"Even if I believed that women should be denied the right of suffrage, wild horses could not drag such an admission from my pen or my lips, for this reason: precisely the same arguments used to prove that the ballot be withheld from women are advanced to prove that colored men should not be allowed to vote."
Mary Church Terrell is a name you should know, because in a 1915 issue of The Crisis, a periodical published by the NAACP, she put men—and particularly black men—on blast for thinking women shouldn’t have the right to vote. It was "absurd," she said, that a group of people who had been denied their rights should then turn around and put up barriers for others.
And Mary knew barriers well. She’d been discriminated against even as she marched for women’s right to vote, relegated to the back of the line by white women. Her story is one few of us know, and the names Alice Paul and Lucy Stone, the two white activists who were instrumental in winning suffrage and who organized this very procession have been overshadowed by those of Elizabeth Cady Stanton and Susan B. Anthony.
This Women’s History Month, let’s learn the stories behind these names at the Free Library of Philadelphia! 2020 is more than just a time to mark the achievements of women—it’s a time to honor the 100th anniversary of the ratification, or passing, of the 19th amendment which gave U.S. women the legal right to vote.
On Friday, March 6 and Wednesday, March 18, children can take part in storytimes of Bold & Brave: Ten Heroes Who Won Women the Right to Vote at Queen Memorial Library. After hearing this uplifting story, they can make a "suffrage cat," (the cat was adopted as a mascot by women’s rights activists) or decorate mini-banners. Other children can find their voice by Writing Persuasive Speeches during a special program at Logan Library on Wednesday, March 18.
Adults can rediscover the words of both famous and unknown women, as well as personal letters and even diary entries written by women who fought for equality, in an interactive program led by... me! Women’s Letters of Suffrage and Equality will be a revealing event with surprising stories of the work to win suffrage, taking place on Monday, March 23 at South Philadelphia Library and Thursday, March 26 at Logan Library.
Too cool to get schooled? Then get empowered at Kingsessing Library on Saturday, March 7 during Cool Women and Minizines with the Soapbox, a community print shop. Or, rock out to Vixen 77, a punk rock band who will play at Fumo Family Library on Wednesday, March 18.

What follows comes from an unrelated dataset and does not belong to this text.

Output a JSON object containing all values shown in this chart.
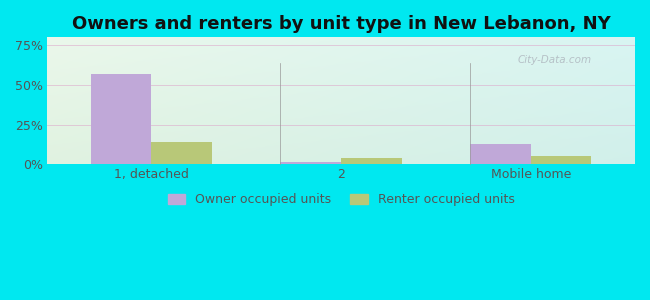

The ongoing battle for women's rights is all about passing the baton, and children can do so literally on Wednesday, March 15 at Running Like Wilma, a program at Logan Library honoring the work of African American track star Wilma Wilma Rudolph. Kids can do warm-up exercises, then relay race around the library! The Learn About Important Women in History series at Falls of Schuylkill Library will highlight women real and imagined such as Frida Kahlo and Wonder Woman!
And we’ll close out Women’s History Month on Sunday, March 29 with Writers Resist PHL: Write the Vote Inspired by Toni Morrison at Parkway Central Library. Dozens of local writers will read works inspired by the world-changing literature of Toni Morrison. This is part of The Frances Project, a series of programs through Fall 2020 that honor the life and work of Frances Ellen Watkins Harper, a largely forgotten African American hero who left a deep legacy we all benefit from, as she fought for both abolition of enslavement, as well as women's suffrage during her long lifetime. In fact, it was a story of an enslaved woman that Frances Ellen Watkins Harper told in one of her many impassioned speeches and writings which inspired the novel Beloved.
And here's what is exciting about Women’s History Month—it's just a prelude to an array of programs throughout 2020 that will mark the anniversary of the 19th amendment while still recognizing the work left to do to ensure equal rights for all.
We'll be looking forward to a special exhibition on Women’s Suffrage at Parkway Central Library in the fall; as well as an exhibition at the Rosenbach honoring Alice Dunbar Nelson, a fearless Black journalist and activist, and accompanying programs.
We'll study the impact of the 19th amendment through the lens of voting access, protest movements, reproductive rights, (truly) intersectional and inclusive feminism, and even fun events that look at the ways women have impacted our world. The long march of women towards equality is still going strong.